El árbol de la paz
Se asomó a la ventana como cada domingo. Francisco recitó con su pueblo numeroso la oración del Ángelus, habiendo comentado antes con brevedad el evangelio del día donde Jesús explica las bienaventuranzas: el Reino de Dios se parece a quien ha encontrado algo precioso, entonces vende lo que tiene para comprar el campo en donde está ese tesoro escondido. Hasta aquí nada de extraordinario. El Papa estaba sereno, se le veía descansado, y dijo las cosas con la sencillez acostumbrada.

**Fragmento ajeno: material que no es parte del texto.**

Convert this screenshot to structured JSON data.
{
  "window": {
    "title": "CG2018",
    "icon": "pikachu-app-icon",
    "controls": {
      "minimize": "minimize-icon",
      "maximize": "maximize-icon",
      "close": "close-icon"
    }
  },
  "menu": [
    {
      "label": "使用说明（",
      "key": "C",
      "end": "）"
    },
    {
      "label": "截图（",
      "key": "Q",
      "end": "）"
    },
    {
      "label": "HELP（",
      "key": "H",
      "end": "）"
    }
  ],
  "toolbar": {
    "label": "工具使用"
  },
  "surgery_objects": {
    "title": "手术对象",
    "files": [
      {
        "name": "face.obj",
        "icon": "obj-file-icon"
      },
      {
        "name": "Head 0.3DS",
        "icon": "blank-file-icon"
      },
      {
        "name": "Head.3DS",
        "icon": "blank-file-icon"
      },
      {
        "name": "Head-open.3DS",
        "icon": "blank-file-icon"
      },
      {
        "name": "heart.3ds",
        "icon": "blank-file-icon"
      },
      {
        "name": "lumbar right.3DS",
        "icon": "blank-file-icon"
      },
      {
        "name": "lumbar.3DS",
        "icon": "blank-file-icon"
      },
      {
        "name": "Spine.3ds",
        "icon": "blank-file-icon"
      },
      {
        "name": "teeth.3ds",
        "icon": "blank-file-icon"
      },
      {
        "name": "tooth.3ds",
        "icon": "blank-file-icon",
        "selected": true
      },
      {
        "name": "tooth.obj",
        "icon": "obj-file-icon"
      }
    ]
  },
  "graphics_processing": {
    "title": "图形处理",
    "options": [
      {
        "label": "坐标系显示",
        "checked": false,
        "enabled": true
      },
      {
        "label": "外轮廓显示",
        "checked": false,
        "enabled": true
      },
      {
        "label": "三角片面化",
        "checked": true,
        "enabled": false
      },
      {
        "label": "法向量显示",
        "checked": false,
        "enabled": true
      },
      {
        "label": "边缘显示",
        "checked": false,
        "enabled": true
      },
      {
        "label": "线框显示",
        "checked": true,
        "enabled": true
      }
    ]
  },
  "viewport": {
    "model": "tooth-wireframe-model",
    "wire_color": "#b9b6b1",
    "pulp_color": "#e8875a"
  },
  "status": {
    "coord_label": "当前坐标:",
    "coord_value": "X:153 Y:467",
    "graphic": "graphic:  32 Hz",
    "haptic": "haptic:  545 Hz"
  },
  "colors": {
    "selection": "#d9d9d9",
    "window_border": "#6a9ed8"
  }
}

Acabada la oración, como suelen hacer los Papas, añadió algo que tiene que ver con la más corriente actualidad, doliente en este caso. Reconozco que me impactó lo que decía, como lo decía, y la voz quebrada y conmovida con la que nos rogaba algo sin duda importante. Recordó la triste efeméride de cumplirse cien años del comienzo de la Primera Guerra europea, en 1914. Siempre que los hombres hemos creído que el conflicto bélico y el recurso a la violencia puede solucionar algo, hemos nuevamente comprobado lo inútil que resulta, lo dañino e irreparable que es la guerra y la violencia en cualquiera de sus formas. Estas fueron sus emocionadas palabras:
«Mañana se cumple el centésimo aniversario del estallido de la Primera Guerra Mundial, que causó millones de víctimas e inmensas destrucciones. Este conflicto, que el Papa Benedicto XV calificó como “inútil masacre”, desembocó, después de cuatro largos años, en una paz que resultó más frágil. Al tiempo que recordamos este trágico suceso, expreso el anhelo de que no se repitan los errores del pasado, sino que se recuerden las lecciones de la historia, haciendo que prevalezcan siempre las razones de la paz, mediante un diálogo paciente y valiente.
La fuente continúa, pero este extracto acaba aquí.